If you are a SME (small to mid-sized enterprise), take note – The US SEC (Securities and Exchange Commission) has published its proposed rule changes that will require companies to include certain climate-related disclosures in their registration statements and reports.

These changes will be reviewed for 60 days before, either in current or modified form, they are implemented.  Once in final form, these rule changes that impact publicly traded companies will impact their stakeholders, including their supply chain.

The proposed rule changes would require a company to disclose information about

  • its governance of climate-related risks and relevant risk management processes;
  • how any climate-related risks identified by the company have had or are likely to have a material impact on its business and consolidated financial statements, which may manifest over the short, medium or long term;
  • how any identified climate-related risks have affected or are likely to affect the company’s strategy, business model, and outlook; and
  • the impact of climate-related events(severe weather events and other natural conditions) and transition activities on the line items of a company’s consolidated financial statements, as well as on the financial estimates and assumptions used in the financial statements.
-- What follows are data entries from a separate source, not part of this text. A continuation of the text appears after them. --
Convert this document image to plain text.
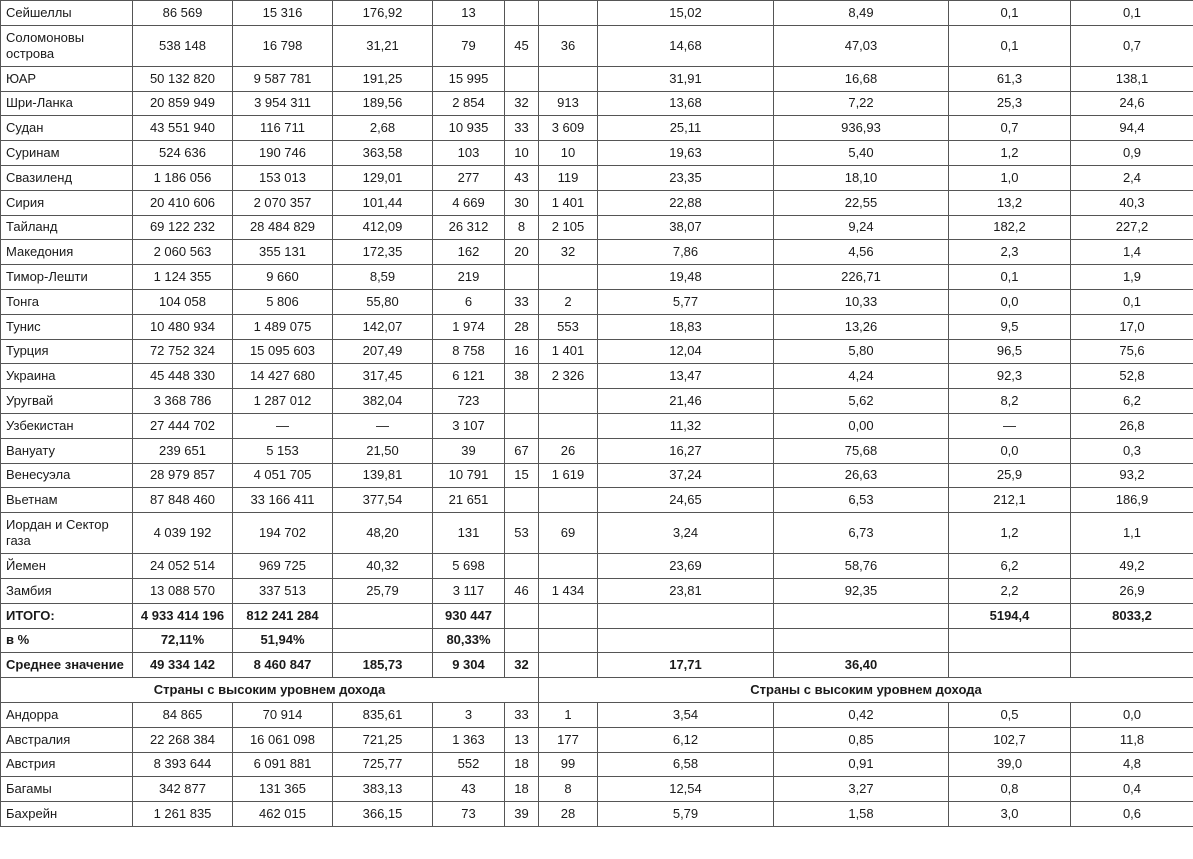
Сейшеллы	86 569	15 316	176,92	13			15,02	8,49	0,1	0,1
Соломоновы острова	538 148	16 798	31,21	79	45	36	14,68	47,03	0,1	0,7
ЮАР	50 132 820	9 587 781	191,25	15 995			31,91	16,68	61,3	138,1
Шри-Ланка	20 859 949	3 954 311	189,56	2 854	32	913	13,68	7,22	25,3	24,6
Судан	43 551 940	116 711	2,68	10 935	33	3 609	25,11	936,93	0,7	94,4
Суринам	524 636	190 746	363,58	103	10	10	19,63	5,40	1,2	0,9
Свазиленд	1 186 056	153 013	129,01	277	43	119	23,35	18,10	1,0	2,4
Сирия	20 410 606	2 070 357	101,44	4 669	30	1 401	22,88	22,55	13,2	40,3
Тайланд	69 122 232	28 484 829	412,09	26 312	8	2 105	38,07	9,24	182,2	227,2
Македония	2 060 563	355 131	172,35	162	20	32	7,86	4,56	2,3	1,4
Тимор-Лешти	1 124 355	9 660	8,59	219			19,48	226,71	0,1	1,9
Тонга	104 058	5 806	55,80	6	33	2	5,77	10,33	0,0	0,1
Тунис	10 480 934	1 489 075	142,07	1 974	28	553	18,83	13,26	9,5	17,0
Турция	72 752 324	15 095 603	207,49	8 758	16	1 401	12,04	5,80	96,5	75,6
Украина	45 448 330	14 427 680	317,45	6 121	38	2 326	13,47	4,24	92,3	52,8
Уругвай	3 368 786	1 287 012	382,04	723			21,46	5,62	8,2	6,2
Узбекистан	27 444 702	—	—	3 107			11,32	0,00	—	26,8
Вануату	239 651	5 153	21,50	39	67	26	16,27	75,68	0,0	0,3
Венесуэла	28 979 857	4 051 705	139,81	10 791	15	1 619	37,24	26,63	25,9	93,2
Вьетнам	87 848 460	33 166 411	377,54	21 651			24,65	6,53	212,1	186,9
Иордан и Сектор газа	4 039 192	194 702	48,20	131	53	69	3,24	6,73	1,2	1,1
Йемен	24 052 514	969 725	40,32	5 698			23,69	58,76	6,2	49,2
Замбия	13 088 570	337 513	25,79	3 117	46	1 434	23,81	92,35	2,2	26,9
ИТОГО:	4 933 414 196	812 241 284		930 447					5194,4	8033,2
в %	72,11%	51,94%		80,33%						
Среднее значение	49 334 142	8 460 847	185,73	9 304	32		17,71	36,40		
Страны с высоким уровнем дохода						Страны с высоким уровнем дохода				
Андорра	84 865	70 914	835,61	3	33	1	3,54	0,42	0,5	0,0
Австралия	22 268 384	16 061 098	721,25	1 363	13	177	6,12	0,85	102,7	11,8
Австрия	8 393 644	6 091 881	725,77	552	18	99	6,58	0,91	39,0	4,8
Багамы	342 877	131 365	383,13	43	18	8	12,54	3,27	0,8	0,4
Бахрейн	1 261 835	462 015	366,15	73	39	28	5,79	1,58	3,0	0,6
The proposed rules also would require a company to disclose information about its Scope 1 and 2 emissions — as well as Scope 3, if material or if the company has set a GHG emissions target that includes Scope 3 emissions.  This Scope 3 component impacts supply chain.

Here is an article with four key takeaways:

  • Disclosure mandates will make CEOs more accountable.
  • Measuring and reporting ESG is hotly contested.
  • Scope 3 emissions are the areas of biggest political divide.
  • Companies and other interested parties are invited to comment on the proposed rules.